See Real Examples Documentation for detailed analysis with explanations.


1. Ground Segment (Data Center & Python)#

Mission Control in a Box (Docker) The easiest way to launch Aethelix is via Docker Compose, which spins up the Streamlit dashboard and pipeline instantly.

git clone https://github.com/rudywasfound/aethelix
cd aethelix
docker-compose up -d

The dashboard starts dynamically on port 8501. You can drop realistic PCoE datasets directly into the mapped /data folder.

Native Python Package Aethelix is packaged with maturin and PyO3. Install it natively as a Python module:

# Inside a virtual environment
pip install -e .

2. Space Segment (Flight Software)#

Aethelix targets two dominant architectures as part of the "Strategic Autonomy" Dual-Core strategy: the legacy LEON3 (SPARC) fleet, and the next-generation Shakti (RISC-V) missions.

C/C++ Integration (CMake) Drop Aethelix into your embedded flight codebase simply using CMake's FetchContent or add_subdirectory. Select your compiler target:

# LEON3 (SPARC) Industry Standard Profile
cmake -DPROFILE_LEON3=ON ..

# RISC-V (Shakti) New Norm Profile
cmake -DPROFILE_SHAKTI=ON ..

Ada Integration (Alire/GNAT) Aerospace middlewares relying on Ada can include aethelix.gpr directly in their Alire workspace. GNAT will instantly resolve the bindings natively.

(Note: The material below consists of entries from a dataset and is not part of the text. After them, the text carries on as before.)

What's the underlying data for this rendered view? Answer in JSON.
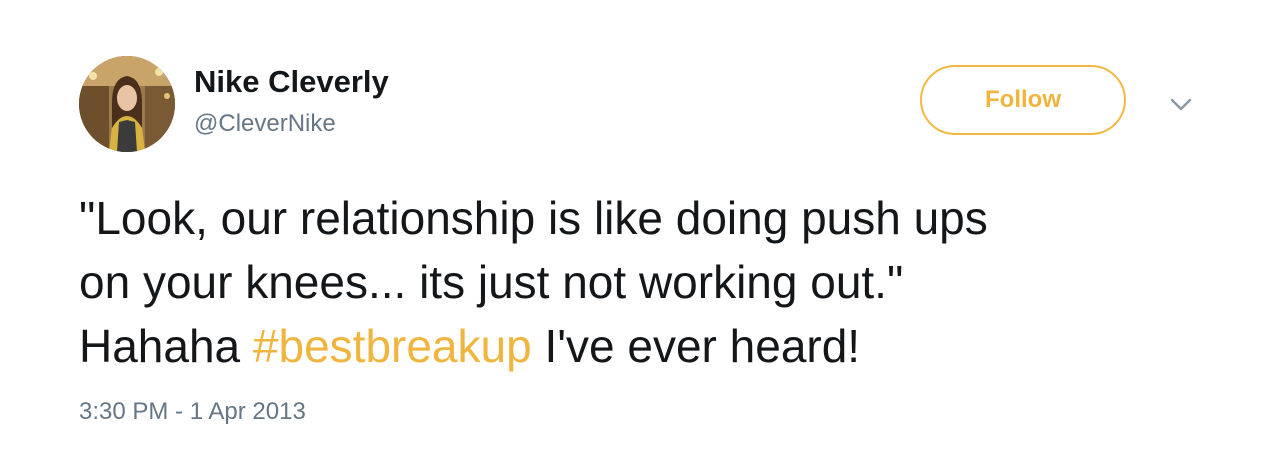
{
  "user": {
    "display_name": "Nike Cleverly",
    "handle": "@CleverNike"
  },
  "follow_button": {
    "label": "Follow"
  },
  "tweet": {
    "line1": "\"Look, our relationship is like doing push ups",
    "line2": "on your knees... its just not working out.\"",
    "line3_prefix": "Hahaha ",
    "hashtag": "#bestbreakup",
    "line3_suffix": " I've ever heard!"
  },
  "timestamp": "3:30 PM - 1 Apr 2013",
  "icons": {
    "menu": "chevron-down-icon"
  },
  "colors": {
    "accent": "#f0b53e",
    "name": "#14171a",
    "secondary_text": "#657786"
  }
}
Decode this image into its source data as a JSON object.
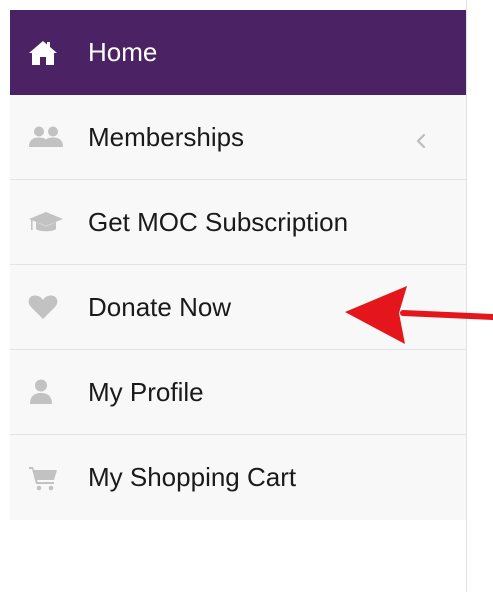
{
  "sidebar": {
    "items": [
      {
        "label": "Home",
        "icon": "home-icon",
        "active": true
      },
      {
        "label": "Memberships",
        "icon": "users-icon",
        "active": false
      },
      {
        "label": "Get MOC Subscription",
        "icon": "graduation-cap-icon",
        "active": false
      },
      {
        "label": "Donate Now",
        "icon": "heart-icon",
        "active": false
      },
      {
        "label": "My Profile",
        "icon": "user-icon",
        "active": false
      },
      {
        "label": "My Shopping Cart",
        "icon": "shopping-cart-icon",
        "active": false
      }
    ]
  },
  "colors": {
    "active_bg": "#4b2364",
    "sidebar_bg": "#f8f8f8",
    "icon_gray": "#c2c2c2",
    "annotation_arrow": "#e4161b"
  }
}
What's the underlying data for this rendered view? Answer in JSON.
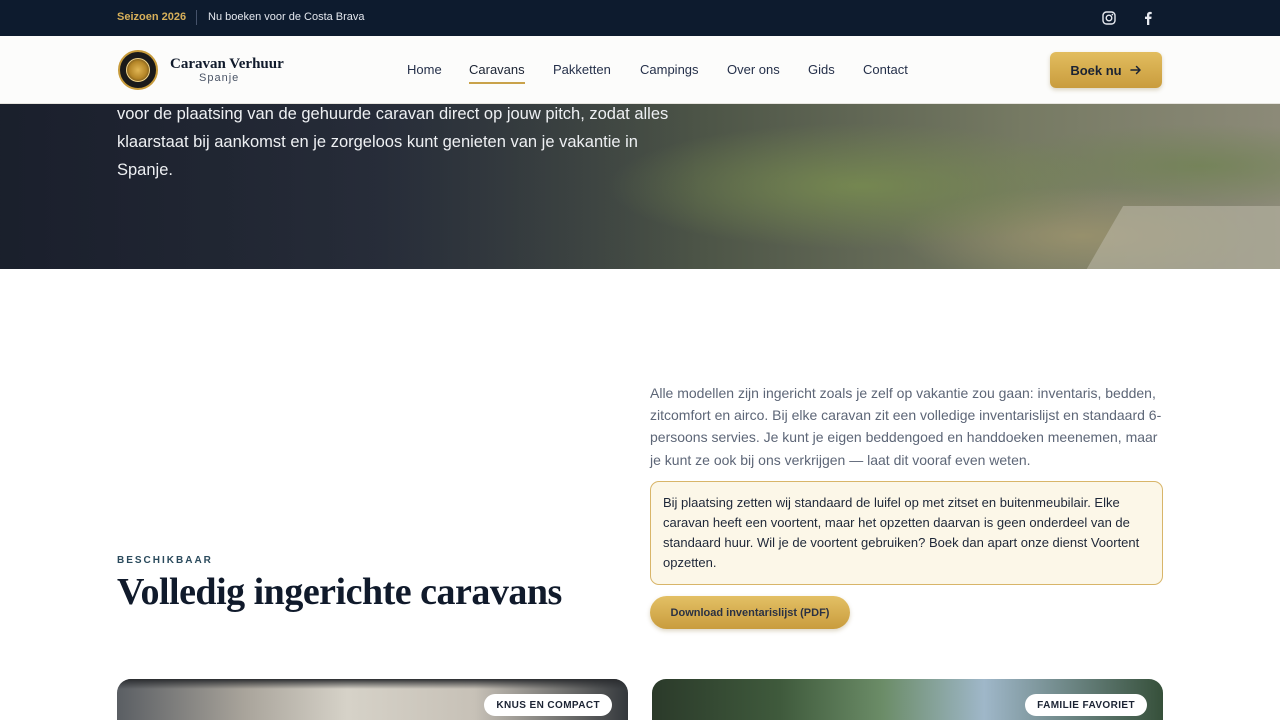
{
  "topbar": {
    "season": "Seizoen 2026",
    "promo": "Nu boeken voor de Costa Brava",
    "social": [
      "instagram-icon",
      "facebook-icon"
    ]
  },
  "header": {
    "brand_name": "Caravan Verhuur",
    "brand_sub": "Spanje",
    "nav": [
      {
        "label": "Home",
        "active": false
      },
      {
        "label": "Caravans",
        "active": true
      },
      {
        "label": "Pakketten",
        "active": false
      },
      {
        "label": "Campings",
        "active": false
      },
      {
        "label": "Over ons",
        "active": false
      },
      {
        "label": "Gids",
        "active": false
      },
      {
        "label": "Contact",
        "active": false
      }
    ],
    "cta_label": "Boek nu",
    "cta_icon": "arrow-right-icon"
  },
  "hero": {
    "text": "voor de plaatsing van de gehuurde caravan direct op jouw pitch, zodat alles klaarstaat bij aankomst en je zorgeloos kunt genieten van je vakantie in Spanje."
  },
  "section": {
    "eyebrow": "BESCHIKBAAR",
    "title": "Volledig ingerichte caravans",
    "intro": "Alle modellen zijn ingericht zoals je zelf op vakantie zou gaan: inventaris, bedden, zitcomfort en airco. Bij elke caravan zit een volledige inventarislijst en standaard 6-persoons servies. Je kunt je eigen beddengoed en handdoeken meenemen, maar je kunt ze ook bij ons verkrijgen — laat dit vooraf even weten.",
    "notice": "Bij plaatsing zetten wij standaard de luifel op met zitset en buitenmeubilair. Elke caravan heeft een voortent, maar het opzetten daarvan is geen onderdeel van de standaard huur. Wil je de voortent gebruiken? Boek dan apart onze dienst Voortent opzetten.",
    "download_label": "Download inventarislijst (PDF)"
  },
  "cards": [
    {
      "badge": "KNUS EN COMPACT"
    },
    {
      "badge": "FAMILIE FAVORIET"
    }
  ],
  "colors": {
    "navy": "#0d1b2e",
    "gold": "#c99c3d",
    "notice_bg": "#fcf7e8"
  }
}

Active Recovery (Sentinel Gap)#

Aethelix is not just a passive diagnostic tool; it possesses an Active Recovery Callback Interface. Through the C/Ada FFI, your FDIR middleware can register a recovery function that Aethelix will trigger the exact moment a root cause is successfully isolated.

// Example: Active Recovery execution on Deep Space Node
void critical_recovery(int fault_id) {
    if (fault_id == AETHELIX_FAULT_BATTERY_THERMAL) {
        // Trigger emergency bus cooling mechanisms
    }
}

// Bind to Aethelix FDIR Framework
register_recovery_handler(critical_recovery);

Quick Run#

python dashboard/app.py

This runs the full diagnostic pipeline on a simulated multi-fault scenario (Solar + Battery aging).

Reproducing Scientific Benchmarks#

The repository includes a stochastic 100-scenario benchmark suite used for the formal performance evaluation.

python scripts/benchmark.py

Deterministic results are guaranteed with random.seed(42) as configured in the script. Benchmark results (text and image) are permanently stored in docs/benchmark_results.txt and docs/benchmark_results.png.


Example Output#

Root Cause Ranking Report#

ROOT CAUSE RANKING ANALYSIS
========================================================================

Most Likely Root Causes (by posterior probability):

1. solar_degradation         P= 46.3%  Confidence=93.3%
2. battery_aging             P= 18.8%  Confidence=71.7%
3. battery_thermal           P= 18.7%  Confidence=75.0%
4. sensor_bias               P= 16.3%  Confidence=75.0%

DETAILED EXPLANATIONS:

• solar_degradation (P=46.3%)
  Evidence: solar_input deviation, battery_charge deviation
  Mechanism: Reduced solar input is propagating through the power 
  subsystem. This suggests solar panel degradation or shadowing, which 
  reduces available power for charging the battery.

Residual Analysis Report#

RESIDUAL ANALYSIS REPORT
========================================================================

Overall Severity Score: 20.68%

Mean Deviations:
  solar_input              :    59.47 W
  battery_charge           :    23.90 %
  battery_voltage          :     1.46 V
  bus_voltage              :     0.59 V

Degradation Onset Times (hours):
  solar_input              :   0.48h
  battery_charge           :   6.30h
  battery_voltage          :   7.46h
  bus_voltage              :   7.44h

Key Design Decisions#

1. Graph Over ML#

  • Why: Satellite anomaly detection requires explainability. ISRO's conservative culture demands transparent reasoning.
  • How: Manually curated DAG encoding engineering domain knowledge (how failures propagate).

2. Simulation-First#

  • Why: Real multi-fault satellite data is rare. Controlled experiments require ground truth.
  • How: Realistic power subsystem simulator with tunable fault injection.

3. Lightweight Math#

  • Why: Powerful results don't require heavy statistical machinery.
  • How: Graph traversal + Bayesian probability updates (no measure theory, no hardcore stats).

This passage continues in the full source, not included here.